O rótulo que acompanha a nova versão cinematográfica de O Conde de Monte Cristo tende a ligar o longa à adaptação de Os Três Mosqueteiros lançada em duas partes nos cinemas no ano passado, com grande sucesso comercial. Natural: ambos são clássicos da literatura francesa, assinados por Alexandre Dumas, que estão ganhando o tratamento de gala na tela grande dentro da França pela primeira vez em muito tempo. E os nomes de Alexandre de La Patellière e Matthieu Delaporte estão nos créditos de ambos os projetos, o que até permite a inclusão de um “da mesma equipe de” no pôster, veja só.
Mas eis a reviravolta: em O Conde de Monte Cristo, a dupla assume a cadeira de diretor, além de assinar o roteiro. E é esperta essa mudança, porque Monte Cristo é um bicho muito diferente de Mosqueteiros, uma narrativa de câmara, no sentido teatral mesmo. Enquanto D'Artagnan está às voltas com duelos de espada e perseguições à cavalo, no espírito de aventura impulsivo que emblematizou Dumas como contador de histórias, Edmond Dantés passa o seu tempo diante da lareira articulando seus planos de vingança, cooptando aliados e enganando a alta sociedade francesa na base da lábia. Ele é mais O Fantasma da Ópera do que Indiana Jones, digamos assim.
E a direção de Patellière e Delaporte acerta ao abandonar a pretensão de realismo granulado de Os Três Mosqueteiros e partir para uma abordagem novelesca muito mais direta. Em outros termos: se os filmes do ano passado eram blockbusters naquele sentido bem hollywoodiano contemporâneo, de buscar uma imersão e uma credibilidade que fogem do fantasioso, Monte Cristo é um blockbuster como os que Hollywood fazia em meados do século passado, que busca convencer pela suntuosidade do seu melodrama. Os valores de produção do longa estão à exposição o tempo todo, das locações gigantescas aos figurinos barrocos, e até a embalagem em que o filme foi lançado - em uma dose de 3h ao invés de dois capítulos de 2h cada um - evoca os épicos cinematográficos de outrora.
E não há um traço de ironia em como o filme apresenta tudo isso.
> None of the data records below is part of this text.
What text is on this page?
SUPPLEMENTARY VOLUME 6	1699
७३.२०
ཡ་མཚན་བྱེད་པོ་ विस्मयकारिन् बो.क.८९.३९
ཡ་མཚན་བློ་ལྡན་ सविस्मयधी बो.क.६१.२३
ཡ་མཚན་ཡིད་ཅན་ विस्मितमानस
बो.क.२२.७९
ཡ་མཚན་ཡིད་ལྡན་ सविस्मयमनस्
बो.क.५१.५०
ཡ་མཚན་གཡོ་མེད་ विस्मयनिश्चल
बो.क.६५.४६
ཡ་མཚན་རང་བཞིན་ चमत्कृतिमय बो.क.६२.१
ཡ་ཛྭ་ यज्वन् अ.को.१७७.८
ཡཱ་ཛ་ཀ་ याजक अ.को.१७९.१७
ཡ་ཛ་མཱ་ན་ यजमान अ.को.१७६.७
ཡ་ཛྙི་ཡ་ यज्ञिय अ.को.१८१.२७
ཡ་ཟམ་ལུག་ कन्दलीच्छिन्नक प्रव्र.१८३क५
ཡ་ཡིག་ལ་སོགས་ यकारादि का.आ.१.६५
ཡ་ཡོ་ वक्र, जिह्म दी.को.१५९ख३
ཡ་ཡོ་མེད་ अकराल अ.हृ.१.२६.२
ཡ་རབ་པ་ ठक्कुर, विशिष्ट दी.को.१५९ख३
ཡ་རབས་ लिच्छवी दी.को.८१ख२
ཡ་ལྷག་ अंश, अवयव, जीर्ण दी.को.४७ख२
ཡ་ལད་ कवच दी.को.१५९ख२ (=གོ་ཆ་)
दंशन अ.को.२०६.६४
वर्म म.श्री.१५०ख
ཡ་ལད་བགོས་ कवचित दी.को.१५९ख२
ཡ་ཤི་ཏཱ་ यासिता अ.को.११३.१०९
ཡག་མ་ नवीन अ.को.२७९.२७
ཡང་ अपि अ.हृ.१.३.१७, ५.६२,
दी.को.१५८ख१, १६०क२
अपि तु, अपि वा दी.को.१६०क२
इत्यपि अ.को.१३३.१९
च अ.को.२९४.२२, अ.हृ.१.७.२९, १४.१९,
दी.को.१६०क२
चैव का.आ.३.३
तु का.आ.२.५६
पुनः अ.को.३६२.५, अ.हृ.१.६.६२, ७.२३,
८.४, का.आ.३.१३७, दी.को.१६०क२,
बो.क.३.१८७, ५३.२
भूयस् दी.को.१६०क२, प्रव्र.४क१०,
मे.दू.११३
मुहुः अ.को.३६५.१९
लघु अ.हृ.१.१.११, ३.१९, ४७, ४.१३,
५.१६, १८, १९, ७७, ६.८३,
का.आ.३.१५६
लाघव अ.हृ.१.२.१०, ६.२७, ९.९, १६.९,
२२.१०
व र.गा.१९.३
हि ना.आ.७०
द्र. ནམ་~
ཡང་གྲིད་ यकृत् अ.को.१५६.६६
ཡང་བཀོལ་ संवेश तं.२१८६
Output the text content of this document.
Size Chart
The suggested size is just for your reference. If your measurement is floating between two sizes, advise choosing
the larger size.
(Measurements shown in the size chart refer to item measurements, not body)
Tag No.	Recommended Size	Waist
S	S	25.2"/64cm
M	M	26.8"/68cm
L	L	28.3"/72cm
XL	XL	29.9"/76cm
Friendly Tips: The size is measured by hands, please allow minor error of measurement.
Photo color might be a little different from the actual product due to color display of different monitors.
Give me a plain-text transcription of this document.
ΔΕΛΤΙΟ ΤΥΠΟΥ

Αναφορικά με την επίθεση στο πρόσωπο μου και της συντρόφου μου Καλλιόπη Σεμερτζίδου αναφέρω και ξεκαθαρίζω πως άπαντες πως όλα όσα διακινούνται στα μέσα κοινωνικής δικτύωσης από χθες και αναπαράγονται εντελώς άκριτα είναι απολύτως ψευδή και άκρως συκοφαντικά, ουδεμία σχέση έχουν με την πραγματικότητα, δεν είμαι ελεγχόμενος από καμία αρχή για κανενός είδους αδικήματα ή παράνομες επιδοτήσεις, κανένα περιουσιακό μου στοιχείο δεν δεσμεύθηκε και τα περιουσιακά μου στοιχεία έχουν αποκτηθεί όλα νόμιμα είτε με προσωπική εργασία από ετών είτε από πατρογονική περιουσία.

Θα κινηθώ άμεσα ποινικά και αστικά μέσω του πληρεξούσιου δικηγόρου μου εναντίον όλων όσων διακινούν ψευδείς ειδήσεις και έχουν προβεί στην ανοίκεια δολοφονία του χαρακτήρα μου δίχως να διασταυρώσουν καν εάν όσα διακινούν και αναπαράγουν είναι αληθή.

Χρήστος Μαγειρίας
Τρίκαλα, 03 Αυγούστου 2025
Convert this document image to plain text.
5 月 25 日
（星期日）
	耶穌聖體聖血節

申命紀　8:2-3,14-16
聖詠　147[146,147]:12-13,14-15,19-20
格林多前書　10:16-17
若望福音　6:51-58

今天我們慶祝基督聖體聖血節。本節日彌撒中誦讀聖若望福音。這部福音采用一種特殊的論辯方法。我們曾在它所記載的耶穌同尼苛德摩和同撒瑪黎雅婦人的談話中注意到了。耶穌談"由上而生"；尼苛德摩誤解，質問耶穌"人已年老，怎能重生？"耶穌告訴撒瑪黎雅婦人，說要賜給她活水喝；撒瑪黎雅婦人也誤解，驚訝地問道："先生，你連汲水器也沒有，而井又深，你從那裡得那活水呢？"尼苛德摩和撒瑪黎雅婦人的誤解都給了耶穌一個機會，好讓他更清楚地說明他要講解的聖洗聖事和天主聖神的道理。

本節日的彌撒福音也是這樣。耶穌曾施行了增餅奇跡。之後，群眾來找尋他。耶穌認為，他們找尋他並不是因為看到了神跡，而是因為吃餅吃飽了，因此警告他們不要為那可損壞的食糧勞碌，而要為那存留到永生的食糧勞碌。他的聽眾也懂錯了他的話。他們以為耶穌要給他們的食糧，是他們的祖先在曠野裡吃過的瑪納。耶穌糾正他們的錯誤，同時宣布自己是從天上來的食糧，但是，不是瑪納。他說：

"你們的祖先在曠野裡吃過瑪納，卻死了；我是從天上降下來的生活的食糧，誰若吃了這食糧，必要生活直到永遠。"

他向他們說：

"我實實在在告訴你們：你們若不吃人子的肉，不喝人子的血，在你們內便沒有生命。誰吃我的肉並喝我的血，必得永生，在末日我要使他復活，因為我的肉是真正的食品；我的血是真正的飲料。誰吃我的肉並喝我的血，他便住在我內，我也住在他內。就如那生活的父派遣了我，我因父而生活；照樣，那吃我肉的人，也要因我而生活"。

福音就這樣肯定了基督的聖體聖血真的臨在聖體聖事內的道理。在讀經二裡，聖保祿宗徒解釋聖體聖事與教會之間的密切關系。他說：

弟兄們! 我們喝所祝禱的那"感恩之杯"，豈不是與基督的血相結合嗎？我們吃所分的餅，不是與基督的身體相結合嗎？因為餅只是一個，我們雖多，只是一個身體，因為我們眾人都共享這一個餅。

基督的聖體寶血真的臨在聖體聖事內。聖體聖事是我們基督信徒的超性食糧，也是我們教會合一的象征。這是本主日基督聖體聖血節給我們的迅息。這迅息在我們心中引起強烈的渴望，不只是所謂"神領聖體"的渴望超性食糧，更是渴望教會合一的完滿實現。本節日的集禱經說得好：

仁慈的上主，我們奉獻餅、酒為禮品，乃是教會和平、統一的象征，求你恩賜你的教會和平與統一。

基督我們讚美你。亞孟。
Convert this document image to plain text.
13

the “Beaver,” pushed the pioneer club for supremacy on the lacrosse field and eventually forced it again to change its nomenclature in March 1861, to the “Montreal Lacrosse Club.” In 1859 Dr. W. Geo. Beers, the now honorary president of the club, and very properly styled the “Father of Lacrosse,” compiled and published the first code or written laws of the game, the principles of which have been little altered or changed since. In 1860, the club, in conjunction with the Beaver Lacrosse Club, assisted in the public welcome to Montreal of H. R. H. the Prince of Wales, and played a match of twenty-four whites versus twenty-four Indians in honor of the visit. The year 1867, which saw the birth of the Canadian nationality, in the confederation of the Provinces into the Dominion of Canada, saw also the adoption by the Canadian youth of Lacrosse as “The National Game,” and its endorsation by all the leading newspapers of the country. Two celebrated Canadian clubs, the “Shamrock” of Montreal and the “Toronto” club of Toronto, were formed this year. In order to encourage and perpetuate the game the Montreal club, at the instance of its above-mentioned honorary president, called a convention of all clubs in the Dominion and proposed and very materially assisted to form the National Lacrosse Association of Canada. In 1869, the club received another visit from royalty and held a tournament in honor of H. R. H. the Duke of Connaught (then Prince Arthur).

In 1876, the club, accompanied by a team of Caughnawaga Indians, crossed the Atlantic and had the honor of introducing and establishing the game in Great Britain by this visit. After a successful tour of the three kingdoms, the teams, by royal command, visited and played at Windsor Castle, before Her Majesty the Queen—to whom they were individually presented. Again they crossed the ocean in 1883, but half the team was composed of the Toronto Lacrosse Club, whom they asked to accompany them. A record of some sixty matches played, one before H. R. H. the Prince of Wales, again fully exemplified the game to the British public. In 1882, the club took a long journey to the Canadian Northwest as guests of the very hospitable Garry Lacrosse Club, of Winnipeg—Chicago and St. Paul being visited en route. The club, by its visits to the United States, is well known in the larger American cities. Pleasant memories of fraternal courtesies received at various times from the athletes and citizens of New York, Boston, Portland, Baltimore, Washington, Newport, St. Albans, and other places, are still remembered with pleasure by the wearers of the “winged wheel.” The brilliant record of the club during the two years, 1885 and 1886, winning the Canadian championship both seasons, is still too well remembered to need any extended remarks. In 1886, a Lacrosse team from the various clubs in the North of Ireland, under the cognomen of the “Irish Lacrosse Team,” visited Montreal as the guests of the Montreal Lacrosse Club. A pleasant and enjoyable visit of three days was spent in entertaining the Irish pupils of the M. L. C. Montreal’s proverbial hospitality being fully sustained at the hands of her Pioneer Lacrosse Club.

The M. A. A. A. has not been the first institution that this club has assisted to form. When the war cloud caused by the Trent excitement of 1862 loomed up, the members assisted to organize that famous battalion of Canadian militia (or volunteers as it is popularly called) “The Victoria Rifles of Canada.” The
Monte Cristo quer te impressionar em um sentido muito honesto, sem pretender que inexiste a separação entre o espectador e a tela. Esta é uma relação de troca: o cinema te dá a fantasia, um campo aberto no qual as emoções que existem em seu dia a dia podem se ampliar, e podemos lidar com elas de forma mais segura… e, em troca, você dá ao cinema o seu dinheiro. Neste comércio do melodrama como mecanismo de escape e terapia, Monte Cristo se dá bem por mergulhar obstinadamente na história de mágoa intergeracional e conflito de classes que está no coração da obra de Dumas, cuja relação de honra e desgraça com sua própria família e seu próprio status social informou muito de sua escrita.
Assim, quando Dantés é traído e enganado por um amigo mais rico e bem posicionado, passa mais de uma década na prisão e retorna com sede de vingança (e dois comparsas jovens que têm seus próprios motivos para se verem consumidos pela mesma missão), o filme de Patellière e Delaporte vai um pouco mais longe do que o habitual na discussão da validade e da gênese desse sentimento de revanche. Muito além do destino selado pela raiva do protagonista, e do determinismo da divisão de classes que o designou este destino, o novo Monte Cristo reflete sobre quais gerações conseguem viver seus sonhos, quais amores são permitidos, quais sentimentos regem as relações libertas e oprimidas.
Eu digo “reflete”, é claro, no sentido mais básico possível. O Conde de Monte Cristo sugere e reencena as dinâmicas românticas e trágicas que levantam essas questões, mas está muito mais interessado em como nos convencer de sua validade como produto do que de sua validade como dramaturgia. Mas, pelo menos, funciona - o que já é uma evolução considerável em relação a Mosqueteiros.